Pharmacies should consider implementing safeguarding measures such as not divulging “when deliveries are expected”, preparing “storage and sorting areas in advance of deliveries” and securing “computer log in cards”, the Metropolitan Police said in as separate document featuring security advice for pharmacies during COVID-19.

Association of Independent Multiple Pharmacies (AIMp) chief executive Leyla Hannbeck told C+C last month (April 28) that pharmacy teams need “extra protection” during the COVID-19 pandemic, as they are “vulnerable during this period”.  

“[Pharmacies] are the only businesses that are open now, so they are easy targets for criminal gangs. That’s because they are dealing with substances that are attractive to criminals,” she said.  

“We would like the police and authorities to be more protective [of pharmacies] during these difficult times and work with pharmacy organisations”.

Pharmacy teams can find Metropolitan Police guidance on protecting themselves against fraud and cyber crime here.

Have you received similar phone calls?

Soon-To-Be Ex-Pharmacist, Superintendent Pharmacist

'While the objective behind the false calls remain unclear'  Seriously??? I should say it wouldn't take much brain power to suss out why criminals might be asking pharmacies about medicine stocks and security.

V K P, Community pharmacist

the police should not be ringing and adding to our workload in the first instance. they are welcome to come in and show appropriate identification before confirming what measures we have in place. how dare they ring pharmacies in a way that no authentication can be carried out. who allowed this non sense in the first place?? the police have give the scammers a well made plan for them to execute. are the police there to protect the public or otherwise?????

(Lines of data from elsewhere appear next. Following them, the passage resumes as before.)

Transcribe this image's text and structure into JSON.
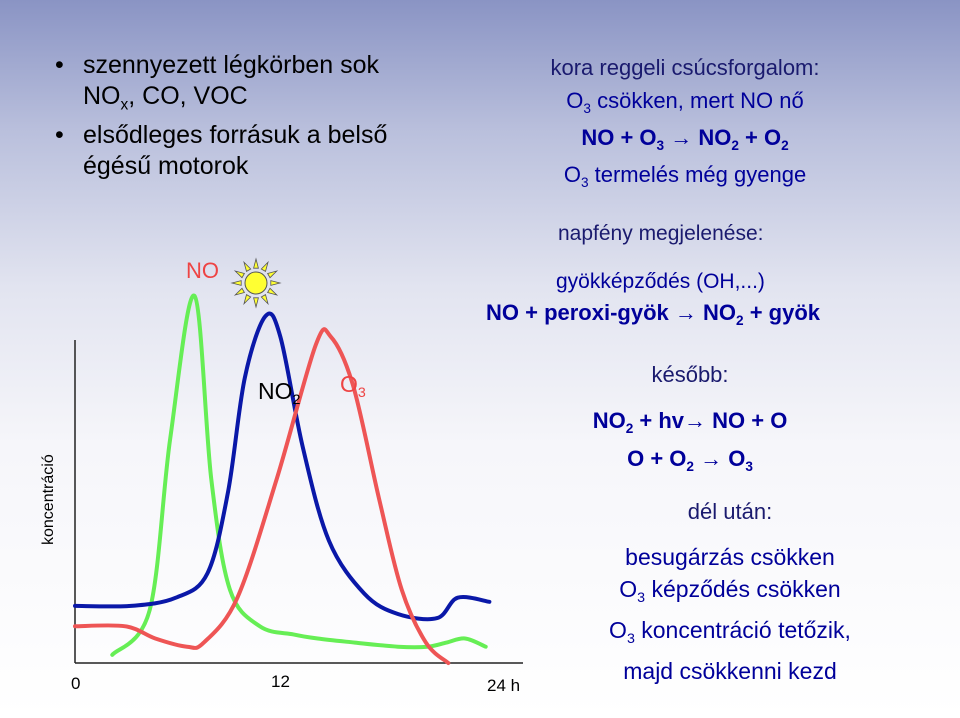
{
  "bullets": [
    {
      "line1": "szennyezett légkörben sok",
      "line2_pre": "NO",
      "line2_sub": "x",
      "line2_post": ", CO, VOC"
    },
    {
      "line1": "elsődleges forrásuk a belső",
      "line2": "égésű motorok"
    }
  ],
  "morning": {
    "heading": "kora reggeli csúcsforgalom:",
    "line1": {
      "a": "O",
      "a_sub": "3",
      "b": " csökken, mert NO nő"
    },
    "line2": {
      "a": "NO + O",
      "a_sub": "3",
      "arrow": " → ",
      "b": "NO",
      "b_sub": "2",
      "c": " + O",
      "c_sub": "2"
    },
    "line3": {
      "a": "O",
      "a_sub": "3",
      "b": " termelés még gyenge"
    }
  },
  "sunlight": {
    "heading": "napfény megjelenése:",
    "line1": "gyökképződés (OH,...)",
    "line2": {
      "a": "NO + peroxi-gyök ",
      "arrow": "→",
      "b": " NO",
      "b_sub": "2",
      "c": " + gyök"
    }
  },
  "later": {
    "heading": "később:",
    "line1": {
      "a": "NO",
      "a_sub": "2",
      "b": " + hv",
      "arrow": "→",
      "c": " NO + O"
    },
    "line2": {
      "a": "O + O",
      "a_sub": "2",
      "arrow": " → ",
      "b": "O",
      "b_sub": "3"
    }
  },
  "afternoon": {
    "heading": "dél után:",
    "line1": "besugárzás csökken",
    "line2": {
      "a": "O",
      "a_sub": "3",
      "b": " képződés csökken"
    },
    "line3": {
      "a": "O",
      "a_sub": "3",
      "b": " koncentráció tetőzik,"
    },
    "line4": "majd csökkenni kezd"
  },
  "chart_data": {
    "type": "line",
    "ylabel": "koncentráció",
    "x_ticks": [
      {
        "value": 0,
        "label": "0"
      },
      {
        "value": 12,
        "label": "12"
      },
      {
        "value": 24,
        "label": "24 h"
      }
    ],
    "xlim": [
      0,
      24
    ],
    "series": [
      {
        "name": "NO",
        "color": "#66ee55",
        "x": [
          2.0,
          4.0,
          5.1,
          6.4,
          7.3,
          8.3,
          9.9,
          11.7,
          13.0,
          15.0,
          17.3,
          18.9,
          19.9,
          20.9,
          22.0
        ],
        "y": [
          0.02,
          0.13,
          0.55,
          0.9,
          0.45,
          0.18,
          0.09,
          0.07,
          0.06,
          0.05,
          0.04,
          0.04,
          0.05,
          0.06,
          0.04
        ]
      },
      {
        "name": "NO2",
        "name_display": {
          "a": "NO",
          "a_sub": "2"
        },
        "color": "#0a18a8",
        "x": [
          0.0,
          3.0,
          5.4,
          7.1,
          8.2,
          9.1,
          10.2,
          11.0,
          12.2,
          13.6,
          15.5,
          17.3,
          19.4,
          20.5,
          22.2
        ],
        "y": [
          0.14,
          0.14,
          0.16,
          0.22,
          0.42,
          0.7,
          0.85,
          0.8,
          0.53,
          0.3,
          0.17,
          0.12,
          0.11,
          0.16,
          0.15
        ]
      },
      {
        "name": "O3",
        "name_display": {
          "a": "O",
          "a_sub": "3"
        },
        "color": "#ee5555",
        "x": [
          0.0,
          2.7,
          4.3,
          6.0,
          6.9,
          8.7,
          10.8,
          12.9,
          13.7,
          14.9,
          16.3,
          17.5,
          18.8,
          20.0
        ],
        "y": [
          0.09,
          0.09,
          0.06,
          0.04,
          0.05,
          0.16,
          0.45,
          0.78,
          0.8,
          0.68,
          0.4,
          0.18,
          0.05,
          0.0
        ]
      }
    ]
  },
  "sun": {
    "icon": "sun-icon",
    "color": "#ffff33"
  }
}
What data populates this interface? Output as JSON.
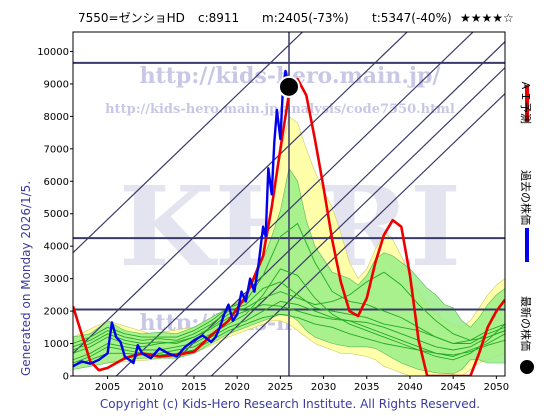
{
  "header": {
    "ticker": "7550=ゼンショHD",
    "current": "c:8911",
    "max": "m:2405(-73%)",
    "target": "t:5347(-40%)",
    "stars": "★★★★☆"
  },
  "side_labels": {
    "generated": "Generated on Monday 2026/1/5.",
    "copyright": "Copyright (c) Kids-Hero Research Institute. All Rights Reserved."
  },
  "legend": [
    {
      "label": "ＡＩ予測",
      "color": "#ee0000",
      "kind": "line"
    },
    {
      "label": "過去の株価",
      "color": "#0000ee",
      "kind": "line"
    },
    {
      "label": "最新の株価",
      "color": "#000000",
      "kind": "dot"
    }
  ],
  "watermark": {
    "url_big": "http://kids-hero.main.jp/",
    "url_small": "http://kids-hero.main.jp/analysis/code7550.html",
    "logo": "KHRI",
    "url_bottom": "http://kids-hero.main.jp/"
  },
  "colors": {
    "prediction": "#ee0000",
    "history": "#0000ee",
    "sims": "#22aa22",
    "band_green": "#99ee88",
    "band_yellow": "#ffffaa",
    "lines": "#3a3a6a"
  },
  "chart_data": {
    "type": "line",
    "xlim": [
      2001,
      2051
    ],
    "ylim": [
      0,
      10600
    ],
    "xticks": [
      "2005",
      "2010",
      "2015",
      "2020",
      "2025",
      "2030",
      "2035",
      "2040",
      "2045",
      "2050"
    ],
    "yticks": [
      "0",
      "1000",
      "2000",
      "3000",
      "4000",
      "5000",
      "6000",
      "7000",
      "8000",
      "9000",
      "10000"
    ],
    "hlines": [
      9650,
      4250,
      2050
    ],
    "vline": 2026,
    "latest": {
      "x": 2026,
      "y": 8911
    },
    "history": {
      "x": [
        2001,
        2002,
        2003,
        2004,
        2005,
        2005.5,
        2006,
        2006.5,
        2007,
        2008,
        2008.5,
        2009,
        2010,
        2011,
        2012,
        2013,
        2014,
        2015,
        2016,
        2017,
        2017.5,
        2018,
        2018.5,
        2019,
        2019.5,
        2020,
        2020.5,
        2021,
        2021.5,
        2022,
        2022.5,
        2023,
        2023.3,
        2023.6,
        2024,
        2024.3,
        2024.6,
        2025,
        2025.3,
        2025.6,
        2026
      ],
      "y": [
        300,
        450,
        380,
        500,
        700,
        1650,
        1200,
        1050,
        600,
        400,
        950,
        700,
        550,
        850,
        700,
        600,
        900,
        1100,
        1250,
        1050,
        1200,
        1500,
        1900,
        2200,
        1700,
        1900,
        2600,
        2300,
        3000,
        2600,
        3500,
        4600,
        4300,
        6400,
        5600,
        7200,
        8200,
        7300,
        8900,
        9400,
        8911
      ]
    },
    "prediction": {
      "x": [
        2001,
        2002,
        2003,
        2004,
        2005,
        2007,
        2009,
        2011,
        2013,
        2015,
        2017,
        2019,
        2021,
        2023,
        2024,
        2025,
        2026,
        2027,
        2028,
        2029,
        2030,
        2031,
        2032,
        2033,
        2034,
        2035,
        2036,
        2037,
        2038,
        2039,
        2040,
        2041,
        2042,
        2043,
        2044,
        2045,
        2046,
        2047,
        2048,
        2049,
        2050,
        2051
      ],
      "y": [
        2150,
        1300,
        450,
        180,
        250,
        550,
        700,
        600,
        650,
        750,
        1250,
        1700,
        2450,
        3700,
        5200,
        7000,
        8700,
        9150,
        8650,
        7300,
        5800,
        4200,
        2900,
        2000,
        1850,
        2400,
        3500,
        4350,
        4800,
        4600,
        3100,
        1100,
        0,
        0,
        0,
        0,
        0,
        0,
        700,
        1500,
        2000,
        2350
      ]
    },
    "sims_green_band": {
      "x": [
        2001,
        2003,
        2005,
        2007,
        2009,
        2011,
        2013,
        2015,
        2017,
        2019,
        2021,
        2023,
        2024,
        2025,
        2026,
        2027,
        2028,
        2029,
        2030,
        2031,
        2032,
        2033,
        2034,
        2035,
        2036,
        2037,
        2038,
        2039,
        2040,
        2041,
        2042,
        2043,
        2044,
        2045,
        2046,
        2047,
        2048,
        2049,
        2050,
        2051
      ],
      "upper": [
        1200,
        1300,
        1700,
        1400,
        1300,
        1350,
        1300,
        1500,
        1800,
        2100,
        2400,
        3600,
        4300,
        5100,
        6400,
        6000,
        4800,
        4000,
        3600,
        3200,
        3100,
        3000,
        2800,
        3100,
        3600,
        3800,
        3700,
        3500,
        3300,
        3000,
        2700,
        2500,
        2200,
        2100,
        1700,
        1500,
        1800,
        2200,
        2500,
        2700
      ],
      "lower": [
        200,
        300,
        400,
        500,
        550,
        550,
        550,
        700,
        1000,
        1300,
        1500,
        1700,
        1800,
        1900,
        1900,
        1700,
        1400,
        1200,
        1100,
        1000,
        950,
        900,
        900,
        900,
        850,
        700,
        550,
        400,
        300,
        200,
        150,
        100,
        80,
        60,
        200,
        500,
        500,
        400,
        400,
        400
      ]
    },
    "sims_yellow_band": {
      "x": [
        2001,
        2005,
        2010,
        2015,
        2019,
        2021,
        2022,
        2023,
        2024,
        2025,
        2026,
        2027,
        2028,
        2029,
        2030,
        2031,
        2032,
        2033,
        2034,
        2035,
        2036,
        2037,
        2038,
        2039,
        2040,
        2041,
        2042,
        2043,
        2044,
        2045,
        2046,
        2047,
        2048,
        2049,
        2050,
        2051
      ],
      "upper": [
        1200,
        1700,
        1300,
        1500,
        2100,
        2500,
        3100,
        4000,
        5200,
        6800,
        8000,
        7800,
        7000,
        6300,
        5700,
        5200,
        4400,
        3500,
        3000,
        3300,
        3900,
        4400,
        4200,
        3700,
        3000,
        2600,
        2200,
        1900,
        1700,
        1600,
        1500,
        1700,
        2100,
        2500,
        2800,
        3000
      ],
      "lower": [
        200,
        400,
        500,
        700,
        1200,
        1400,
        1500,
        1600,
        1700,
        1700,
        1600,
        1400,
        1200,
        1000,
        900,
        800,
        700,
        700,
        650,
        600,
        500,
        300,
        200,
        100,
        0,
        0,
        0,
        0,
        0,
        0,
        0,
        200,
        400,
        500,
        600,
        700
      ]
    },
    "sims": [
      {
        "x": [
          2001,
          2003,
          2005,
          2007,
          2009,
          2011,
          2013,
          2015,
          2017,
          2019,
          2021,
          2023,
          2025,
          2027,
          2029,
          2031,
          2033,
          2035,
          2037,
          2039,
          2041,
          2043,
          2045,
          2047,
          2049,
          2051
        ],
        "y": [
          700,
          900,
          1200,
          1000,
          900,
          1000,
          1050,
          1200,
          1450,
          1800,
          2000,
          2200,
          2150,
          2000,
          1850,
          1750,
          1700,
          1650,
          1500,
          1300,
          1100,
          900,
          800,
          900,
          1200,
          1400
        ]
      },
      {
        "x": [
          2001,
          2003,
          2005,
          2007,
          2009,
          2011,
          2013,
          2015,
          2017,
          2019,
          2021,
          2023,
          2025,
          2027,
          2029,
          2031,
          2033,
          2035,
          2037,
          2039,
          2041,
          2043,
          2045,
          2047,
          2049,
          2051
        ],
        "y": [
          500,
          700,
          1000,
          900,
          800,
          800,
          900,
          1000,
          1300,
          1600,
          1900,
          2500,
          3300,
          3100,
          2400,
          1900,
          1600,
          1400,
          1200,
          1000,
          800,
          600,
          500,
          700,
          1100,
          1600
        ]
      },
      {
        "x": [
          2001,
          2003,
          2005,
          2007,
          2009,
          2011,
          2013,
          2015,
          2017,
          2019,
          2021,
          2023,
          2025,
          2027,
          2029,
          2031,
          2033,
          2035,
          2037,
          2039,
          2041,
          2043,
          2045,
          2047,
          2049,
          2051
        ],
        "y": [
          900,
          1100,
          1400,
          1200,
          1100,
          1150,
          1100,
          1300,
          1600,
          2000,
          2200,
          2700,
          2900,
          2500,
          2100,
          2000,
          1900,
          1800,
          1600,
          1500,
          1400,
          1200,
          1000,
          1000,
          1300,
          1500
        ]
      },
      {
        "x": [
          2001,
          2003,
          2005,
          2007,
          2009,
          2011,
          2013,
          2015,
          2017,
          2019,
          2021,
          2023,
          2025,
          2027,
          2029,
          2031,
          2033,
          2035,
          2037,
          2039,
          2041,
          2043,
          2045,
          2047,
          2049,
          2051
        ],
        "y": [
          400,
          600,
          900,
          800,
          700,
          700,
          800,
          900,
          1200,
          1500,
          1700,
          2000,
          2300,
          2200,
          2000,
          1800,
          1700,
          1500,
          1300,
          1100,
          900,
          700,
          600,
          800,
          1000,
          1300
        ]
      },
      {
        "x": [
          2001,
          2003,
          2005,
          2007,
          2009,
          2011,
          2013,
          2015,
          2017,
          2019,
          2021,
          2023,
          2025,
          2027,
          2029,
          2031,
          2033,
          2035,
          2037,
          2039,
          2041,
          2043,
          2045,
          2047,
          2049,
          2051
        ],
        "y": [
          1000,
          1200,
          1500,
          1300,
          1200,
          1200,
          1200,
          1400,
          1700,
          2100,
          2300,
          3100,
          4300,
          4700,
          3500,
          2600,
          2300,
          2200,
          2000,
          1800,
          1500,
          1200,
          1000,
          1100,
          1400,
          1600
        ]
      },
      {
        "x": [
          2001,
          2003,
          2005,
          2007,
          2009,
          2011,
          2013,
          2015,
          2017,
          2019,
          2021,
          2023,
          2025,
          2027,
          2029,
          2031,
          2033,
          2035,
          2037,
          2039,
          2041,
          2043,
          2045,
          2047,
          2049,
          2051
        ],
        "y": [
          300,
          500,
          700,
          700,
          650,
          650,
          700,
          800,
          1100,
          1400,
          1600,
          1800,
          1900,
          1800,
          1600,
          1500,
          1300,
          1150,
          1000,
          900,
          800,
          700,
          650,
          750,
          950,
          1100
        ]
      },
      {
        "x": [
          2001,
          2003,
          2005,
          2007,
          2009,
          2011,
          2013,
          2015,
          2017,
          2019,
          2021,
          2023,
          2025,
          2027,
          2029,
          2031,
          2033,
          2035,
          2037,
          2039,
          2041,
          2043,
          2045,
          2047,
          2049,
          2051
        ],
        "y": [
          800,
          1000,
          1300,
          1100,
          1000,
          1050,
          1000,
          1200,
          1500,
          1900,
          2100,
          2400,
          2600,
          2400,
          2200,
          2300,
          2500,
          2900,
          3200,
          2800,
          2200,
          1700,
          1300,
          1100,
          1200,
          1400
        ]
      }
    ],
    "diagonals": [
      {
        "x": [
          2001,
          2051
        ],
        "y": [
          700,
          13500
        ]
      },
      {
        "x": [
          2001,
          2051
        ],
        "y": [
          3800,
          16600
        ]
      },
      {
        "x": [
          2006,
          2051
        ],
        "y": [
          0,
          11550
        ]
      },
      {
        "x": [
          2011,
          2051
        ],
        "y": [
          0,
          10300
        ]
      },
      {
        "x": [
          2014,
          2051
        ],
        "y": [
          0,
          9500
        ]
      },
      {
        "x": [
          2017,
          2051
        ],
        "y": [
          0,
          8700
        ]
      }
    ]
  }
}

Leon The Apothecary, Student

I'd advise you read up on the Police and Criminal Evidence Act 1984 to answer your questions. There's nothing wrong with a phone call. However, I'd then invite them to the premises personally.

Interleukin -2, Community pharmacist

You have been a student for a very long time .It'd be an honor to attend your graduation, esp as am avid reader of your posts. Not tedious at all I must add, almost always gripping 

Leon The Apothecary, Student

For this one, another two years! You've missed the last one. And the one before that was a while back. I enjoy academia!

V K P, Community pharmacist

ooh which module was that in??? i must have brushed it aside as optional. what has that so called act got anything to do with pharmaceutical services? and i'd advise being on the GPhC register.

Soon-To-Be Ex-Pharmacist, Superintendent Pharmacist

I think I was too busy learning things about the medicines act to bother with that one.